In consideration of the definition of a performance condition above, in substance, although the occurrence of an initial public offering is not an explicit performance condition, the Company believes it is an implicit performance condition because it is only upon the occurrence of the initial public offering that the grantee owns the common stock with no further risk of repurchase for a refund of their original purchase price (or less), and therefore obtains economic benefit from the award.


Suzanne Hayes

November 22, 2013

Page 16

 

39. As a related matter, we note disclosure on page F-55 that the exercise prices of your stock options have been retroactively adjusted to reflect a $4.84 dividend protection adjustment for dividends paid in 2012. We note no such clause in the form of your option award agreement as provided by in Exhibit 10.9 of your filing. Please provide us with the relevant excerpts from your stock option agreement that discusses your dividend protection adjustment. Also, we note that the expected dividends used in your Black-Scholes option pricing model was determined based upon management’s projections and was 1.92% for your 2012 option issuances, as disclosed on page 115. Please tell us how you determined your expected dividends based upon this dividend protection adjustment clause.
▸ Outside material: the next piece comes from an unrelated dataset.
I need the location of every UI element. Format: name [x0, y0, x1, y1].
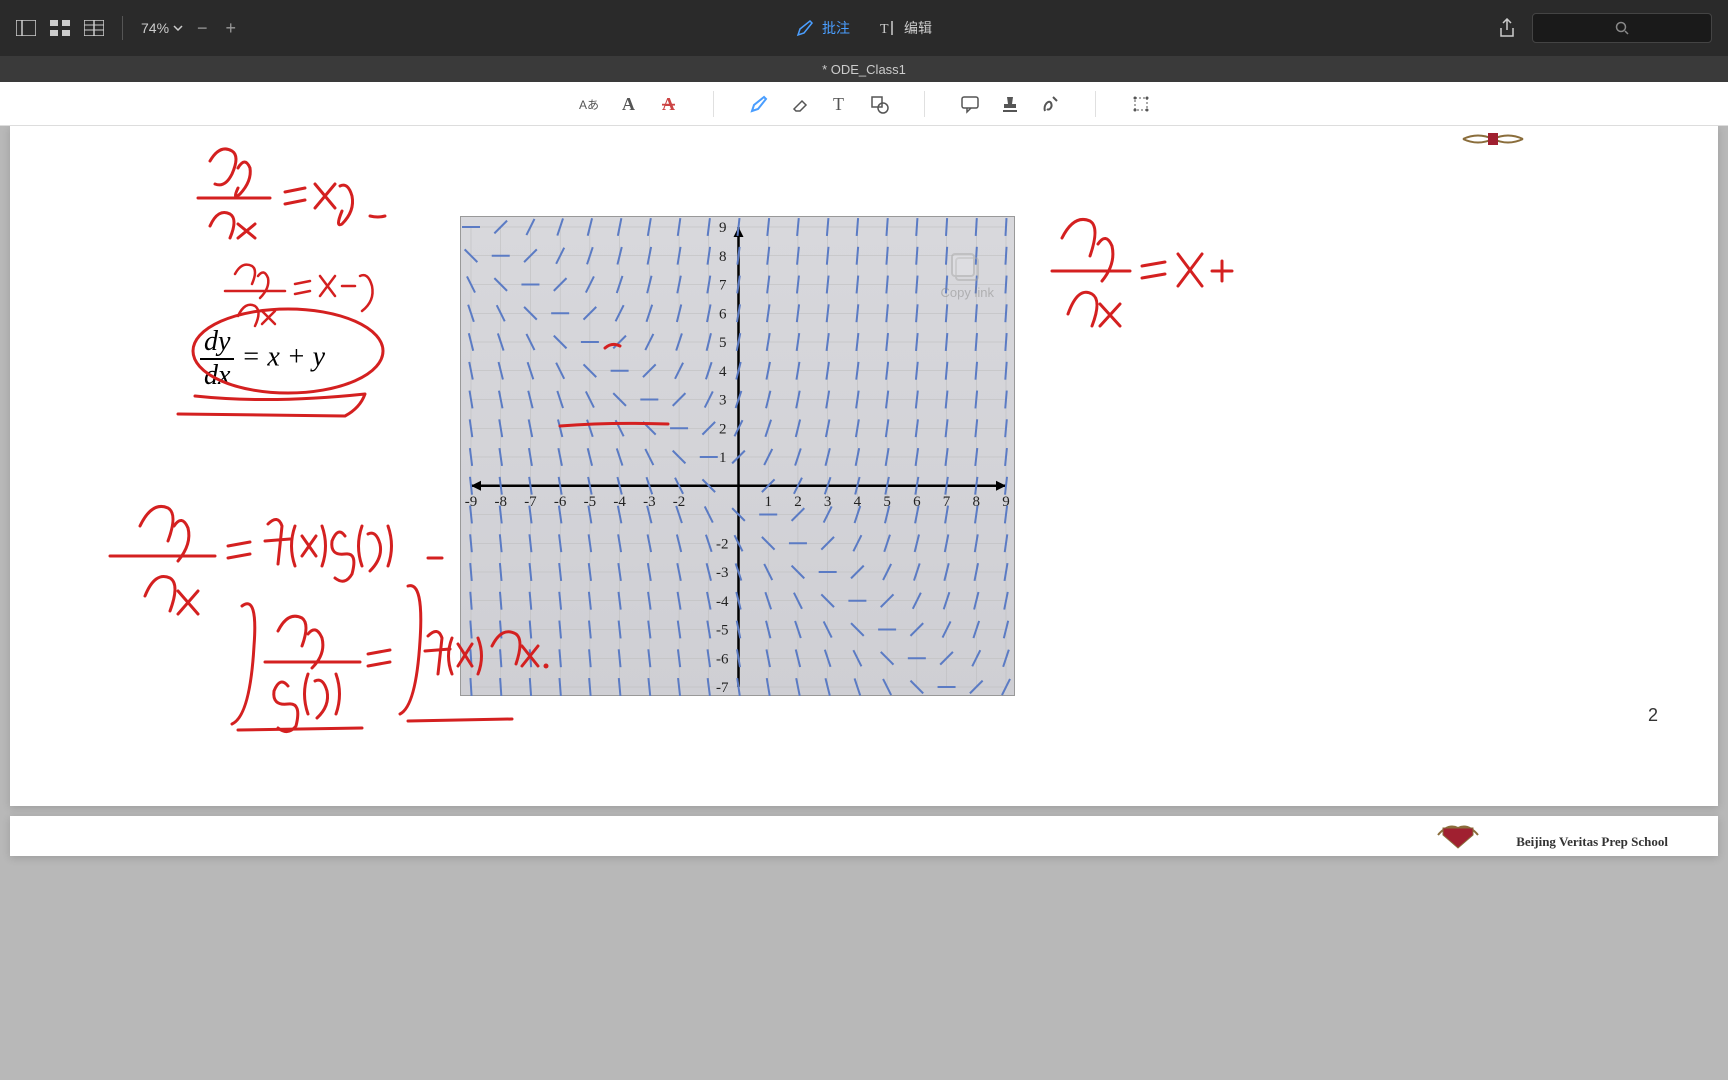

Please also refer to and address your consideration of ASC 718-10-55-44 in your response.

Response: The dividend protection adjustment clause is in Section 11, Effect of Certain Changes, of the Santander Consumer USA Inc. 2011 Management Equity Plan, which is filed as Exhibit 10.8 to the Registration Statement and which provides, in relevant part: “in the event that the Committee determines that a Distribution in excess of the Threshold Amount has occurred, then the Committee shall, in such manner as it may deem equitable and to the extent permitted by Sections 424 and 409A of the Code and the Department of the Treasury Regulations thereunder, reduce the Exercise Price of each outstanding Option (but not below zero) by an amount equal to the amount that the holders of Common Stock entitled to participate in such Distribution are entitled to receive with respect thereto for a share of Common Stock, provided that such reduction in Exercise Price shall only take into account the portion of the Distribution that exceeds the Threshold Amount.” The “Threshold Amount” is defined in Section 27, Definitions, of the Santander Consumer USA Inc. 2011 Management Equity Plan to equal 15% of the Company’s audited GAAP net income with respect to the applicable calendar year. In accordance with the guidance in ASC 718-10-55-44, the Company incorporated this dividend protection adjustment clause into its expected dividends assumption for the Black-Scholes option pricing model by capping the assumed dividends at the unprotected level of 15% of net income.

Exhibit 23.1

 

40. Please provide an updated consent in your next amendment.

Response: The Company has filed an updated consent of Deloitte & Touche LLP as Exhibit 23.1 to Amendment No. 1.

*                    *                     *


Suzanne Hayes

November 22, 2013

Page 17

 

The Company hopes that the foregoing has been responsive to the Staff’s comments. If you have any questions related to this letter, please contact the undersigned at (212) 403-1378 or Mark F. Veblen at (212) 403-1396.

 

Sincerely,

/s/ Benjamin M. Roth

Name: Benjamin M. Roth

 

cc: Jason A. Kulas
   President and Chief Financial Officer
   Santander Consumer USA Holdings Inc.